民主党議員有志による八ッ場ダムについての意見書

2011年12月9日

 昨日8日、民主党の国会議員有志らが「八ッ場ダムについての意見書 ~~新しい治水利水思想の確立を目指して」を前原誠司政調会長に手渡しました。
 こちらをクリックすると、全文が見られます。
 https://yamba-net.org/wp/doc/20111208_ikensho.pdf

 意見書を提出したのは、国交省関東地方整備局による八ッ場ダムの検証のあり方や、ダム本体着工を求める結論を問題視している民主党の「八ッ場ダム等の地元住民の生活再建を考える議員連盟」、民主党群馬県連所属国会議員、その他の民主党国会議員有志らで、今朝の朝日新聞群馬版によれば、民主党国会議員の賛同者は40名近くに上るということです。
 
 民主党政権は2009年の総選挙において、八ッ場ダム中止を選挙公約(マニフェスト)に掲げて政権を獲得しました。マニフェストで掲げたことを放棄するのであれば、国民にその理由を説明する必要があります。その説明が国民の納得のいくものでなければ、政権は有権者の信頼をつなぎとめることができなくなります。
 国交省関東地方整備局による八ッ場ダム検証は、八ッ場ダム事業を進めてきた役所が同じくダム事業推進に邁進してきた関係都県の意見を聞きながら、これまで役所がやってきたことに間違いはありません、という結論を導き出したものでしかありません。
 また、客観的な検証を担保する筈だった有識者会議も、人選、事務方をすべて国交省に握られており、会議の中で異議を唱える委員がいても、国交省の意を受けた座長が議論を封じ、お墨付きを与えることしかしてきませんでした。
 民主党政権がこうした関東地方整備局の検証によって、政策転換を国民に納得のゆくように説明することは、およそ不可能なことです。

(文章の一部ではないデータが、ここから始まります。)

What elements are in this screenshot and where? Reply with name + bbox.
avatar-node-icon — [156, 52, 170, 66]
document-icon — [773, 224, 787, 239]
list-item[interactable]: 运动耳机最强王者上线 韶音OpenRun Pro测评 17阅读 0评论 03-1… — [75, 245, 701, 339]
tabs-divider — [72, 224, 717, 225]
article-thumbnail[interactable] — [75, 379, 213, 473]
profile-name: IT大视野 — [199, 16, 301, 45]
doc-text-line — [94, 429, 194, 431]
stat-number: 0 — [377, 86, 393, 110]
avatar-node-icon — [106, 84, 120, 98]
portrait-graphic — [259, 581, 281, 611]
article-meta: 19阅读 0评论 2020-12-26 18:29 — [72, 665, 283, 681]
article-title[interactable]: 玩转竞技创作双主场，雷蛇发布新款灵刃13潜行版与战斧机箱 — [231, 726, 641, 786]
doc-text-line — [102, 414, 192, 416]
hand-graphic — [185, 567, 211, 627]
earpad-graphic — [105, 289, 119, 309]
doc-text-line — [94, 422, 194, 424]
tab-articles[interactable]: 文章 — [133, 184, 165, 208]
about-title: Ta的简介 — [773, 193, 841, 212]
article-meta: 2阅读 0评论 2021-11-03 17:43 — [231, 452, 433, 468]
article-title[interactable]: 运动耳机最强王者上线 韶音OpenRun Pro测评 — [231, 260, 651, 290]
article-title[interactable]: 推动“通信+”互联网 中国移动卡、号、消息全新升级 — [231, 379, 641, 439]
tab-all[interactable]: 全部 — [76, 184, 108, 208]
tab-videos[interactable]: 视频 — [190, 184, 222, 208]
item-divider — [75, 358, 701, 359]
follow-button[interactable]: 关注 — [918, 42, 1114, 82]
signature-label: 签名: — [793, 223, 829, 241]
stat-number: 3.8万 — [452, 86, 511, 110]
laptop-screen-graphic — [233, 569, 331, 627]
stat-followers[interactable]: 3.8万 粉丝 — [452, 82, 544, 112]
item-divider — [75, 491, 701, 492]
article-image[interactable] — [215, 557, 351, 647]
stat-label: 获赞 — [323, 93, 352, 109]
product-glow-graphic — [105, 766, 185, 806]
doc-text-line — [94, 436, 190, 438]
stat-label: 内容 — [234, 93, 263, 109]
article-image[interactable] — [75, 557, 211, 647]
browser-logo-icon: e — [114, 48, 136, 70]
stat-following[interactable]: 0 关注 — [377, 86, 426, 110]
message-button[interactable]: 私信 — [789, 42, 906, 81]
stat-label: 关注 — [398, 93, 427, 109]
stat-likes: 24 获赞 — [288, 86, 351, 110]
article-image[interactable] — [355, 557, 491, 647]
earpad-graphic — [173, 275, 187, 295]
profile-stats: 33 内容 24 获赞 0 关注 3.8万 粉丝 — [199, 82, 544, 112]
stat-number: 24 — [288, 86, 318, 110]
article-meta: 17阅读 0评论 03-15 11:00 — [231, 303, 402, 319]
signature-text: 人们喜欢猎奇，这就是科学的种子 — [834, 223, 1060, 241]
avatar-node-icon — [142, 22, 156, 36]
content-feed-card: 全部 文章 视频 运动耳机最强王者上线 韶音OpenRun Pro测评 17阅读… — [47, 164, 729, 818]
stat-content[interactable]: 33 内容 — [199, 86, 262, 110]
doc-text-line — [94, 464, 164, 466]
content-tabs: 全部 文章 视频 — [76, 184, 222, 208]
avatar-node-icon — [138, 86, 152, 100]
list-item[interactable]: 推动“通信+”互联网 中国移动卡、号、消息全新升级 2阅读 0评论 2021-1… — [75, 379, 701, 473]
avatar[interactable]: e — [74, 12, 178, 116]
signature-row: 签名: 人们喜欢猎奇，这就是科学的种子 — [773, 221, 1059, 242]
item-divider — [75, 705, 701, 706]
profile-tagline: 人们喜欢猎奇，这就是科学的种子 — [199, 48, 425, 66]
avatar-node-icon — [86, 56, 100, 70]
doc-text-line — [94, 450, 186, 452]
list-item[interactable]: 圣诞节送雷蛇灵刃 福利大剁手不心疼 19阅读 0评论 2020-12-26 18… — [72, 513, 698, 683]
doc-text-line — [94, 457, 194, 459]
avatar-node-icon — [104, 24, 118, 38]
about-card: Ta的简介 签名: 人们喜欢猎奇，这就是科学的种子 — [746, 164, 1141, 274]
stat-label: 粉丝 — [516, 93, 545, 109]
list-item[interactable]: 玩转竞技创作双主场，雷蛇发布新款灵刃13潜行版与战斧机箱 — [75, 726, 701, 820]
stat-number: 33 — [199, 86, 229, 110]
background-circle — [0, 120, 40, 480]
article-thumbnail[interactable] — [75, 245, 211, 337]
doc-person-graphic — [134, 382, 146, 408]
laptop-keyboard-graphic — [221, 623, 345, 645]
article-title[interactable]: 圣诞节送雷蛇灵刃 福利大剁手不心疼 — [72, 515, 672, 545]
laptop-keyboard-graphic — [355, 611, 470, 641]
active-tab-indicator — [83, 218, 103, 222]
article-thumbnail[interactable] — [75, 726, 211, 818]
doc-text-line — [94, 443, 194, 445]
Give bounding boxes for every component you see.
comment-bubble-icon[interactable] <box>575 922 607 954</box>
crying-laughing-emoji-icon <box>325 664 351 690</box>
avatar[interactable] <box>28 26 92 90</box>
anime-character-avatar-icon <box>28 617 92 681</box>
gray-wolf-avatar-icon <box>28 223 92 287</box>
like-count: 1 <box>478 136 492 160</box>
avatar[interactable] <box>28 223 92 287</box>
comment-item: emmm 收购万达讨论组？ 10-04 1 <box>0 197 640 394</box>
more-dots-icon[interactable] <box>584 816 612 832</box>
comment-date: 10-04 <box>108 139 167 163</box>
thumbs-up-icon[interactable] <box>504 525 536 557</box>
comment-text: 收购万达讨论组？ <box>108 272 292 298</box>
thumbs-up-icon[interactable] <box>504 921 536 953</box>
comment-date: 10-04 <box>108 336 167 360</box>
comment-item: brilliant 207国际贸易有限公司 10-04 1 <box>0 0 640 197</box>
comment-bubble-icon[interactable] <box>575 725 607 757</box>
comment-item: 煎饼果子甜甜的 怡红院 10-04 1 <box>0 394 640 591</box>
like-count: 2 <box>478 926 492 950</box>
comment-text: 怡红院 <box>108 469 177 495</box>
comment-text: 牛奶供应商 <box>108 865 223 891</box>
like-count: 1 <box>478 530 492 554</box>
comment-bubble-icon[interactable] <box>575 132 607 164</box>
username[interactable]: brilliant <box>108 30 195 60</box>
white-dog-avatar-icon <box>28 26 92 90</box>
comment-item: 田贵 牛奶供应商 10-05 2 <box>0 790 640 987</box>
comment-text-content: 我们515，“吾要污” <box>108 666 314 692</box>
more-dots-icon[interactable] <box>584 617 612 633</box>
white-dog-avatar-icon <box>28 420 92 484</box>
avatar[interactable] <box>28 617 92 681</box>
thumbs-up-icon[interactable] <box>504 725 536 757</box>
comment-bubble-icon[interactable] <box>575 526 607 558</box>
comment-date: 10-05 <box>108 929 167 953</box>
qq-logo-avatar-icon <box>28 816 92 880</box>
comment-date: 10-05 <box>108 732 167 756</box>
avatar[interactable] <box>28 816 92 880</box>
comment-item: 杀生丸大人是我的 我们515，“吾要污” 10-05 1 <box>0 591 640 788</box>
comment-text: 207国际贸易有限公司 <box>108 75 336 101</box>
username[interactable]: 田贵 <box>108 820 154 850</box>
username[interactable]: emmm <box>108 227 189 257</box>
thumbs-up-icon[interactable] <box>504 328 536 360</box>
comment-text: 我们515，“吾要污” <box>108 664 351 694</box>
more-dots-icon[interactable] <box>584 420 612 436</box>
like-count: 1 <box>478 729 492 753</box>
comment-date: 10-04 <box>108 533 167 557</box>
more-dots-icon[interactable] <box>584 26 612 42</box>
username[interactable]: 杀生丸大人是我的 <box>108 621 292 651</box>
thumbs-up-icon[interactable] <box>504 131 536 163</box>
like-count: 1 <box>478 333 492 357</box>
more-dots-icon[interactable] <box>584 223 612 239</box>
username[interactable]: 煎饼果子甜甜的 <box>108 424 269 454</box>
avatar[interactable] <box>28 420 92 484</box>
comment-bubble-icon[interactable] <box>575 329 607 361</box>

 福島原発事故により、原発利権に群がる経産省と御用学者の問題が大きくクローズアップされました。ダムにおいても、構造は同じです。主導権を手放さない官僚体制と政治主導を目指す民主党政権のやり取りを、国民は注視しています。
 民主党有志らによる意見書には、河川行政における利権構造の抵抗を乗り越えるための思想と理論が盛り込まれています。
 この意見書を他の民主党議員らはどのように受け止めるでしょうか。